Medio Oriente, Jacopo Fo recita poesia contro violenza: “Grande corteo strumento ormai desueto”
L’attivista da solo davanti alla sede dell’ex consolato israeliano in Corso Europa a Milano
(Milano). “Io ho sempre condannato la violenza di Hamas come quella del governo di Netanyahu.

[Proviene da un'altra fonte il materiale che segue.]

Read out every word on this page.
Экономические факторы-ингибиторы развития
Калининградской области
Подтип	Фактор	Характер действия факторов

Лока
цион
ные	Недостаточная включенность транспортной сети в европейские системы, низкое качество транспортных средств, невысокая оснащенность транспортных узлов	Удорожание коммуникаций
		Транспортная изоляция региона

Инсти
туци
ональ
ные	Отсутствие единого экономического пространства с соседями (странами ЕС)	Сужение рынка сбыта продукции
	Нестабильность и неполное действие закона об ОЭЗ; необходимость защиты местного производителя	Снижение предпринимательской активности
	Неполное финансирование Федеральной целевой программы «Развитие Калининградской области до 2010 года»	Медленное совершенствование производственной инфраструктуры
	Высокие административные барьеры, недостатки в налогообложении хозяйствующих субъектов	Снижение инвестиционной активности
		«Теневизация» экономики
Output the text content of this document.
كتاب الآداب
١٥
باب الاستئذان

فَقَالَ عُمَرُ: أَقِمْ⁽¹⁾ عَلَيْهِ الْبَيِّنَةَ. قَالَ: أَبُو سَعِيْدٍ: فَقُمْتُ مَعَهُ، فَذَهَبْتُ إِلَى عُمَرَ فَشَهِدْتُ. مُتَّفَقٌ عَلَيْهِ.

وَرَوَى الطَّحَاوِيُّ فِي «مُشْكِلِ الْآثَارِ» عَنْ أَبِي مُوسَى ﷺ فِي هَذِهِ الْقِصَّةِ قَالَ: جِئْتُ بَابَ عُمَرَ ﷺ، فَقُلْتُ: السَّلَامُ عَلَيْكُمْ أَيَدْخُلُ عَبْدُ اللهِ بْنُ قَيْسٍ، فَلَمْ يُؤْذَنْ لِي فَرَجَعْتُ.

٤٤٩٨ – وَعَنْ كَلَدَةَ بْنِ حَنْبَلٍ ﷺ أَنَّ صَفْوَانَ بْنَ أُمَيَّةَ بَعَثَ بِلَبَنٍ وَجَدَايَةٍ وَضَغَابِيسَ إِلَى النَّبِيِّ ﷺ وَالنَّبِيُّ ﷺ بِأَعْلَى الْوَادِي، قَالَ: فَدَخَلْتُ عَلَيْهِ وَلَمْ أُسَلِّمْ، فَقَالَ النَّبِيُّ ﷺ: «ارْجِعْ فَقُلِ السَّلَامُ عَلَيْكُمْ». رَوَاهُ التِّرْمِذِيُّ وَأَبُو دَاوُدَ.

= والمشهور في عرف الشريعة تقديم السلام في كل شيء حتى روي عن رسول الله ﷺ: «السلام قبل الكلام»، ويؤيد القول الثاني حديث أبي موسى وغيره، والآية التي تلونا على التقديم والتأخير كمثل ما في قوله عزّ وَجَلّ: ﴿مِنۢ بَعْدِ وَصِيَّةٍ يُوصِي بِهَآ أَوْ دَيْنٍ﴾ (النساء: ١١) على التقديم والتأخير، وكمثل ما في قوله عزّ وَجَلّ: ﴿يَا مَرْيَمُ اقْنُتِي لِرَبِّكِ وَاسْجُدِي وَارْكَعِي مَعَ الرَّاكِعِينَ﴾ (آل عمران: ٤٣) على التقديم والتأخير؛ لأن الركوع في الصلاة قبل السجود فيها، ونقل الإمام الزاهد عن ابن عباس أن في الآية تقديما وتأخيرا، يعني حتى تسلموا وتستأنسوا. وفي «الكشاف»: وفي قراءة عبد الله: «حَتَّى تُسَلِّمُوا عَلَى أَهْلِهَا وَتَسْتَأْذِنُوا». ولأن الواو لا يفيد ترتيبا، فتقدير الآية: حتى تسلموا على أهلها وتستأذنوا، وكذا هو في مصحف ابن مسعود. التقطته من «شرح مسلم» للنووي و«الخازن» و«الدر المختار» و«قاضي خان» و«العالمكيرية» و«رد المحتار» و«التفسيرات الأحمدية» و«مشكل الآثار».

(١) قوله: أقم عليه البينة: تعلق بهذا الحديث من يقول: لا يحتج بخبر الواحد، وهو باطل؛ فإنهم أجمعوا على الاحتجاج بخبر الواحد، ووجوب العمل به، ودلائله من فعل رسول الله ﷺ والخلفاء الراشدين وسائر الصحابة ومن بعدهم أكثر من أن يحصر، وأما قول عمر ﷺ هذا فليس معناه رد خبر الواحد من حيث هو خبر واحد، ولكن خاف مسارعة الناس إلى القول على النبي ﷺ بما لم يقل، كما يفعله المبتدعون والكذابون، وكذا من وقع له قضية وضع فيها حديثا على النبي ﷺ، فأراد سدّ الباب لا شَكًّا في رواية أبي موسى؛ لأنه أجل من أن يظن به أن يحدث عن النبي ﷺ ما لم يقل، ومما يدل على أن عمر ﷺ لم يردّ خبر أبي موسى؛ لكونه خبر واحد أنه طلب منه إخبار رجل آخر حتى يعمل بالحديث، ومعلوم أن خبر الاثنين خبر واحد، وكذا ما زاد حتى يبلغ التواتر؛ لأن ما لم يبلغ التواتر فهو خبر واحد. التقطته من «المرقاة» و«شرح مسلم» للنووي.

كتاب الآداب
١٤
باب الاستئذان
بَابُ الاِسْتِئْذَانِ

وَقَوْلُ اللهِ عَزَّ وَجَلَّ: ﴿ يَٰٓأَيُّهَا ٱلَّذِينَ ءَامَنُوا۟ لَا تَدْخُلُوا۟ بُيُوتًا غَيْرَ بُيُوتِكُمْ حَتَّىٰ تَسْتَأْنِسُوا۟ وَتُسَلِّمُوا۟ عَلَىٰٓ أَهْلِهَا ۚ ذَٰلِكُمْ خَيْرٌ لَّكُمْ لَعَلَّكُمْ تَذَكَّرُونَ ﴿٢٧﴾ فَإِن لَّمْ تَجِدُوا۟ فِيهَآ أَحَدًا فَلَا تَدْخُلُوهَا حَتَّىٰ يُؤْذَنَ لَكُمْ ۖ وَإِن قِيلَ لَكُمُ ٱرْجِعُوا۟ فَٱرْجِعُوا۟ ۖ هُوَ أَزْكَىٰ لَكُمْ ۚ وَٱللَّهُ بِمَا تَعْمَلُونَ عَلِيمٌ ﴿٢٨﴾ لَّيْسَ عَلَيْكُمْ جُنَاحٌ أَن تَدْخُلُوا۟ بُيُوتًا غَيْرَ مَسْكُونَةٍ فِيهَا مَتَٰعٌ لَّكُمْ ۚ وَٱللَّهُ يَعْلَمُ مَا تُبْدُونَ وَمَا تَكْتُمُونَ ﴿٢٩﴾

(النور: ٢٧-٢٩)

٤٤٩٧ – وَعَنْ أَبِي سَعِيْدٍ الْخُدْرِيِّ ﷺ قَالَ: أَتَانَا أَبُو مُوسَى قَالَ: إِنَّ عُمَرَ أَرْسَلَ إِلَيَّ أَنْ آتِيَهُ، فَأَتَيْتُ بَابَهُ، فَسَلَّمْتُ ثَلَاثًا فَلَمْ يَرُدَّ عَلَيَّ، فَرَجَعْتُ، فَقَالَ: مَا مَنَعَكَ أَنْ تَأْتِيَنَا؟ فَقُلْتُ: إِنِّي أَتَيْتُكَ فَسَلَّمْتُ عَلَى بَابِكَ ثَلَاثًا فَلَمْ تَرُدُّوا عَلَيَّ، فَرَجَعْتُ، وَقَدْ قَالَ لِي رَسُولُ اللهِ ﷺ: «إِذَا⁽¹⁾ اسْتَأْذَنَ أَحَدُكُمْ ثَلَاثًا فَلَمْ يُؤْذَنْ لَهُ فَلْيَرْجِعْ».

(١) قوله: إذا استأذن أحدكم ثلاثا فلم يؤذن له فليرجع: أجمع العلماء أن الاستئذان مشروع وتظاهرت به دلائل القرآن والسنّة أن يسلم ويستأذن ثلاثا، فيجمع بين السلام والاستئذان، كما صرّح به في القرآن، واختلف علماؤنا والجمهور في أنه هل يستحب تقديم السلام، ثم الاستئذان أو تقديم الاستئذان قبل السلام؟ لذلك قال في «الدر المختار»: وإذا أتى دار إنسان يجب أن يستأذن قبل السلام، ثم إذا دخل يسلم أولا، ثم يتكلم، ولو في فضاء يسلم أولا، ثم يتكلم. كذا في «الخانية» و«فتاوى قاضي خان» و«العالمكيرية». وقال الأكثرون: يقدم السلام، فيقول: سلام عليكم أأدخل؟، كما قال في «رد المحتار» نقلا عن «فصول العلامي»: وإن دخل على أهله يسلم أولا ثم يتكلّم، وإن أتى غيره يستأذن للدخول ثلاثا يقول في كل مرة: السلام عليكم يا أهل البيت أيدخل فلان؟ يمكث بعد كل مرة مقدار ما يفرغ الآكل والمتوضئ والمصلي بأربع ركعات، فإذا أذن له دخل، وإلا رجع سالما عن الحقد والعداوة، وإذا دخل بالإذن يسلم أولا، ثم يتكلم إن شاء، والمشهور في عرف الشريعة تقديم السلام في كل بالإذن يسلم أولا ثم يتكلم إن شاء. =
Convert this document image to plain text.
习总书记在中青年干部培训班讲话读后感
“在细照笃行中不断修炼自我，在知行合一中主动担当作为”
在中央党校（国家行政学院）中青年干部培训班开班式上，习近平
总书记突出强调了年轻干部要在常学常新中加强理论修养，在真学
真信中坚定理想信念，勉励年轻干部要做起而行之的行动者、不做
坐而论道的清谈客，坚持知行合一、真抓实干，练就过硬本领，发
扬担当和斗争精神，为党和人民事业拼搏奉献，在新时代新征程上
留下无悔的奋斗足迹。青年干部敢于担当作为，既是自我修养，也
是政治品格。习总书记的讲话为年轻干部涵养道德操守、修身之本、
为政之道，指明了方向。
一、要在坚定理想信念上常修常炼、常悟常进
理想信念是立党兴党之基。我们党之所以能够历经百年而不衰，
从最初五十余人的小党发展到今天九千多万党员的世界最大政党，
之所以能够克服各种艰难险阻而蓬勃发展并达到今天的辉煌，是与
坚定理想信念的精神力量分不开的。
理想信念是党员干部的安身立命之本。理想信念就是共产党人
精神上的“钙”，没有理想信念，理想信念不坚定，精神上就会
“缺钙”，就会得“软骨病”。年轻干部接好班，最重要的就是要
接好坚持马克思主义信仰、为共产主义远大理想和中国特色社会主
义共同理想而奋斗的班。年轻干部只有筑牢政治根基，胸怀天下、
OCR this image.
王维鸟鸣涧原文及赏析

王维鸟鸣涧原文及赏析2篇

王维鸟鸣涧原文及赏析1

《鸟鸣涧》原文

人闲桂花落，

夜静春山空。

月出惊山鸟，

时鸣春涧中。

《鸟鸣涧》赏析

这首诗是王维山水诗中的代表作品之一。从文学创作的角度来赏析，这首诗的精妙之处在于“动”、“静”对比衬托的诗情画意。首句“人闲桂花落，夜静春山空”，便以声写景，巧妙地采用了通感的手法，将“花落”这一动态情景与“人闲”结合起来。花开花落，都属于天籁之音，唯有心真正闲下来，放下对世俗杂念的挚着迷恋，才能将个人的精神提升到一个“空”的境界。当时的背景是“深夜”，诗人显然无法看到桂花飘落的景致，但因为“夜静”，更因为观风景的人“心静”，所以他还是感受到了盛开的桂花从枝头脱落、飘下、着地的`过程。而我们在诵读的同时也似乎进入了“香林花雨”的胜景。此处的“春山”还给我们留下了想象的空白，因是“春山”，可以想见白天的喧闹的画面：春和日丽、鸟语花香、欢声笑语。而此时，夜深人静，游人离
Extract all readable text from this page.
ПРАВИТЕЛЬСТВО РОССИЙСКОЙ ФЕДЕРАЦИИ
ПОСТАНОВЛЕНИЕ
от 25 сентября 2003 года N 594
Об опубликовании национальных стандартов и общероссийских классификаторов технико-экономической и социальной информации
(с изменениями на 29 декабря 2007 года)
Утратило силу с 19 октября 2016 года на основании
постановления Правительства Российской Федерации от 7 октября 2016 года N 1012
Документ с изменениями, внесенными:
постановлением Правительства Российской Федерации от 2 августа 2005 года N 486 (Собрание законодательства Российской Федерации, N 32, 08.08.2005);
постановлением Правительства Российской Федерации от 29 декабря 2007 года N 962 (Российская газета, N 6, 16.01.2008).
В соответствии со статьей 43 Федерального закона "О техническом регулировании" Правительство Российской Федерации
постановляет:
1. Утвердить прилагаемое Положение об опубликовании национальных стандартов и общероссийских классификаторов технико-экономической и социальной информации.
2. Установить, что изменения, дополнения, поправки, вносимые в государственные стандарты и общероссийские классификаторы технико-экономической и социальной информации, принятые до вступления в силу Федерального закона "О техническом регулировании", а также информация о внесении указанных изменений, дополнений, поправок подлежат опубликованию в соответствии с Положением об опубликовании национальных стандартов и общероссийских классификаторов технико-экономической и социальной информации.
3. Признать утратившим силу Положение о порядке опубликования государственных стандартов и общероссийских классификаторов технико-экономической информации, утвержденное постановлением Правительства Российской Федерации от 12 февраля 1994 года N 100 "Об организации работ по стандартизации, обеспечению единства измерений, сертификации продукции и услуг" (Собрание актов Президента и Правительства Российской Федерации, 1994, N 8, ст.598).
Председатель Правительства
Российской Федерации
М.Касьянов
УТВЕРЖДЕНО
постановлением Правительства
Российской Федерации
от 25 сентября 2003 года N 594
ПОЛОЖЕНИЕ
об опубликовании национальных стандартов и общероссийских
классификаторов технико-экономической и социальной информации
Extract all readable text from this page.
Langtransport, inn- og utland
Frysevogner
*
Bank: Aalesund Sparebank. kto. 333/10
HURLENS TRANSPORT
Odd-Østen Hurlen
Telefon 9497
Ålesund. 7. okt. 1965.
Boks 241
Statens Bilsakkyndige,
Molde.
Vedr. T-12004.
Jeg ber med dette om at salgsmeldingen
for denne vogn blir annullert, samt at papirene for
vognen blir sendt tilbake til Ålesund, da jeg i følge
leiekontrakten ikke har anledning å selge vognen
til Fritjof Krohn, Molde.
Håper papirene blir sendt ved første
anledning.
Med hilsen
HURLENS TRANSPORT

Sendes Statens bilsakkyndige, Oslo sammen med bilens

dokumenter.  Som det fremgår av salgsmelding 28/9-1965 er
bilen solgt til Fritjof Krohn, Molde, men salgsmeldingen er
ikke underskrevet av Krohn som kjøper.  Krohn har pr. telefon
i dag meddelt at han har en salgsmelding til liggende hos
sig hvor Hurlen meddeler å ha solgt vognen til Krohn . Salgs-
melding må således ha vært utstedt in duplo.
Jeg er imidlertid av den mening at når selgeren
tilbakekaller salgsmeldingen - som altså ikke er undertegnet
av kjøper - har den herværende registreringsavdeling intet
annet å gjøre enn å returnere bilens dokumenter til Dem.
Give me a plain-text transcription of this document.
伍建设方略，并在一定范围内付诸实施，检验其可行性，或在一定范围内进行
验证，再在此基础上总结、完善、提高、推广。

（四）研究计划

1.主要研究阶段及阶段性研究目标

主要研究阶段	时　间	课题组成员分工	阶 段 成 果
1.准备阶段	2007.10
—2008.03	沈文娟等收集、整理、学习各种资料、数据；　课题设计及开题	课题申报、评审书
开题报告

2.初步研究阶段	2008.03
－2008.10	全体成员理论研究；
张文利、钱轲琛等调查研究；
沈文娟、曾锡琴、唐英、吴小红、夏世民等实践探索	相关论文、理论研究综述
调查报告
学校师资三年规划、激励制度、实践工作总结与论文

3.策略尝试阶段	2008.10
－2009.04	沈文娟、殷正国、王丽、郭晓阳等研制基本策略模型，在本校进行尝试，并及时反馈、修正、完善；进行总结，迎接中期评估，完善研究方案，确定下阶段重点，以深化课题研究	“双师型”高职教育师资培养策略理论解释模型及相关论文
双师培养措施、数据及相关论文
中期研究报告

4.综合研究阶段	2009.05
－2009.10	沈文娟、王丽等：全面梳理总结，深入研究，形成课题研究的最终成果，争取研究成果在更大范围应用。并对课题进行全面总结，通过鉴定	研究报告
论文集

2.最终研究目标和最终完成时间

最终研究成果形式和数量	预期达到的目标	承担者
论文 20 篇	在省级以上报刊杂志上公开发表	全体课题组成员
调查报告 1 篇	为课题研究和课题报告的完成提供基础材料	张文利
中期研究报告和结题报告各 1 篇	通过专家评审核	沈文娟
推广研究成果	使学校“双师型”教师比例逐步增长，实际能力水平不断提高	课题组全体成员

Credo che oggi lo strumento del grande corteo stia dimostrando che non serve, anche perché si infiltrano sempre persone che vogliono estremizzare da una parte o dall’altra”. Così lo scrittore, attore e attivista Jacopo Fo, giunto da solo davanti alla sede dell’ex consolato israeliano a Milano, in Corso Europa 12, per recitare una poesia da lui composta contro la violenza in Medio Oriente e nel mondo. “Questa poesia esprime il mio dolore davanti alla brutalità dei fatti che stanno avvenendo. Io ho difficoltà ad aprire Internet e leggere i giornali. Sono stato uno dei pochi in Italia a dire che Hamas si è resa responsabile, secondo un’indagine di Amnesty International, della cattura, tortura e uccisione di palestinesi moderati” ha continuato. “Bene che il governo abbia chiesto la sospensione dell’invasione di altri territori, ma dovrebbe smettere di vendere armi ai contendenti” ha concluso. (Riccardo Sciannimanico/alanews)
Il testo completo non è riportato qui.